Paniqué, le contrevenant place la victime dans le coffre de sa propre voiture. ll quitte les lieux et, toujours paniqué, se range sur le côté de la route et appelle sa fille Martine Courtois. Il lui dit que Mme Deshaies est dans le coffre de la voiture et qu’il s’apprête à se suicider lorsqu’un camion passera devant lui. Selon l’exposé conjoint des faits, M. Courtois est « hors de contrôle, désorganisé, il crie et il est en pleurs au point où sa fille n’arrive à déceler ce qu’il lui dit avant plusieurs minutes ».

Sur les lieux de l’appel, M. Courtois place la victime à l’avant, côté passager. Selon le rapport d’autopsie, sa ceinture de sécurité est alors attachée. Au moment où M. Courtois reprend la route, Mme Deshaies est vivante mais semi-consciente et somnolente. Les parties conviennent qu’à partir de ce moment, Pierre Courtois sait que Mme Deshaies est vivante.

M. Courtois conduit encore 15 minutes sur la route 158, dans la nuit. Ensuite, volontairement, il fonce face à face dans un camion remorque qui venait en sens inverse.

Un violent incendie éclate dans la voiture. Le contrevenant sort de la voiture, la contourne, brise la vitre côté passager d’un coup de coude et se brûle les bras. Incapable de sauver Mme Deshaies, il se couche sur le sol à côté de la voiture, côté conducteur et répète : « Pourquoi je ne suis pas mort. »
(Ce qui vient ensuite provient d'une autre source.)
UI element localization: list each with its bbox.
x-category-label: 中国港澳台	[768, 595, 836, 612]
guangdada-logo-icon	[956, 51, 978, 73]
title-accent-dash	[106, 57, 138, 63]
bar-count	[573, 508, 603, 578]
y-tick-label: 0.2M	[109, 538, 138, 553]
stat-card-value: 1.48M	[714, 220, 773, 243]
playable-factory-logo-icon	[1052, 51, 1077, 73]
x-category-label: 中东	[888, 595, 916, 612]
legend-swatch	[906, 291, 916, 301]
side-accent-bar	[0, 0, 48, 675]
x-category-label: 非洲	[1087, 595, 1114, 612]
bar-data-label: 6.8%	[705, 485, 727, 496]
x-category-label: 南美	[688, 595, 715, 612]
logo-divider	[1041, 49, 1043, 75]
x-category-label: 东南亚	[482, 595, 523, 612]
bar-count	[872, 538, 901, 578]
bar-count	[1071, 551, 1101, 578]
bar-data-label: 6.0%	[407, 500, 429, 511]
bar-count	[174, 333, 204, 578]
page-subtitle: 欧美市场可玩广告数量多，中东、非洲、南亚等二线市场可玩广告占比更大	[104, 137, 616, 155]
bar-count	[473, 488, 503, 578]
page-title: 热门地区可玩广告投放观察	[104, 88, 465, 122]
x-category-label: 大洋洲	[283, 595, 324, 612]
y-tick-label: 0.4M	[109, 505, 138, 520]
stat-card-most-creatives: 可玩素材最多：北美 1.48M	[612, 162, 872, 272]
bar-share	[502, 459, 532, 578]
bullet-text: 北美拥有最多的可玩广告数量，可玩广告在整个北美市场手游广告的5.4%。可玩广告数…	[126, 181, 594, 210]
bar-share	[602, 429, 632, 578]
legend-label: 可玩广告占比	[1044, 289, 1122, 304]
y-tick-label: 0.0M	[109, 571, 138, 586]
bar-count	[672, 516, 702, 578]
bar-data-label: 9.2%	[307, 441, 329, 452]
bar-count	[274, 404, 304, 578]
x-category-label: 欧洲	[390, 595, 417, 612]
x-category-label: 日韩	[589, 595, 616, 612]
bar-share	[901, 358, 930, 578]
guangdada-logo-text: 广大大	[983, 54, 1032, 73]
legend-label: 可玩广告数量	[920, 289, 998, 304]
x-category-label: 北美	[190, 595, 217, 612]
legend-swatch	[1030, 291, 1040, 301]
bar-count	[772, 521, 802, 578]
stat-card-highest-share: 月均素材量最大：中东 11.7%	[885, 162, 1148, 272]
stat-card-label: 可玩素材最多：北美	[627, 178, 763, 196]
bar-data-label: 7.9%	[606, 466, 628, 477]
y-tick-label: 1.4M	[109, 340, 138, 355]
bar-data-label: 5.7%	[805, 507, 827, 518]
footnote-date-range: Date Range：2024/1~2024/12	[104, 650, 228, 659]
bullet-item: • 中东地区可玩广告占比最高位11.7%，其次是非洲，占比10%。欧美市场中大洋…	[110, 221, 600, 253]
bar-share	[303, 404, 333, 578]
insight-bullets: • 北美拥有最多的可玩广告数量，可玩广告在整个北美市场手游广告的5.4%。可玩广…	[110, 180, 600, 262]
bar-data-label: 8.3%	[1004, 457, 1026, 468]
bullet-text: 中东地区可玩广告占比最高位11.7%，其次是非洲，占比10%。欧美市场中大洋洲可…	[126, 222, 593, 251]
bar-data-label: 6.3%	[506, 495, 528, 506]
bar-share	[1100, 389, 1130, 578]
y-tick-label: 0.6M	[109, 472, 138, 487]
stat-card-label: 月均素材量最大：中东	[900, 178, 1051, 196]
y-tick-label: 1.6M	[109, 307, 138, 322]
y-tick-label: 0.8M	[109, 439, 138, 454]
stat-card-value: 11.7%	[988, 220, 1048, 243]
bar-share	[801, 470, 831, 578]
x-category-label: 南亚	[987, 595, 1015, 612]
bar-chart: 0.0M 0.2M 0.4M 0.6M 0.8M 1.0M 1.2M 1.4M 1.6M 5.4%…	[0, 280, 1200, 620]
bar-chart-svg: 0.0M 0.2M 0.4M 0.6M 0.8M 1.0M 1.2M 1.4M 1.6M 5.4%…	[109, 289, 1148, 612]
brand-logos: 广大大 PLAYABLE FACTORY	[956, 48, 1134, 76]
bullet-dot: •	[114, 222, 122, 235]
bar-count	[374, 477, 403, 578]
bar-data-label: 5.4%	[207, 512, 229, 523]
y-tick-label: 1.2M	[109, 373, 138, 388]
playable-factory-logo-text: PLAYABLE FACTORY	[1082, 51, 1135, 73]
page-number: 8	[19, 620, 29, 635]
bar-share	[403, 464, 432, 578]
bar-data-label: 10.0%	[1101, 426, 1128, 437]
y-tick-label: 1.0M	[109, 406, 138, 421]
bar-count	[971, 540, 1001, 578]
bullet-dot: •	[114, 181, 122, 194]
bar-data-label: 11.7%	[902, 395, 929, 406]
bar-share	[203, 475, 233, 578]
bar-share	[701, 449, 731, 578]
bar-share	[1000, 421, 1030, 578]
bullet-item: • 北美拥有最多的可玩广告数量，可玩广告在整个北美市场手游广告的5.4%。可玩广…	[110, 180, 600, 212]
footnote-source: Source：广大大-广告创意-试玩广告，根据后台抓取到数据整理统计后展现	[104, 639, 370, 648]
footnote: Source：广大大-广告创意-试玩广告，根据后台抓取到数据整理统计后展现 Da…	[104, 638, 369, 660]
Mme Deshaies était vivante lors de la collision. Selon le rapport d’autopsie, c’est l’asphyxie qui est la cause de la mort.

Commentaires

21 mai 2019

Yanick Dumulong

Les ''suicide by truck'' s'accumulent sur la 158 et ailleurs. Ca mérite beaucoup plus que cette tape sur les doigts de 5-6 ans. Il a volontairement mis la vie du camionneur a risque et n'a aucune accusation pour ca. En plus la SAAQ, grâce au no fault, va l'indemniser a l'os, même si un acte criminel a été commis. C'est moi ou 6-7 ans c'est rendu la norme quand on tue quelqu'un?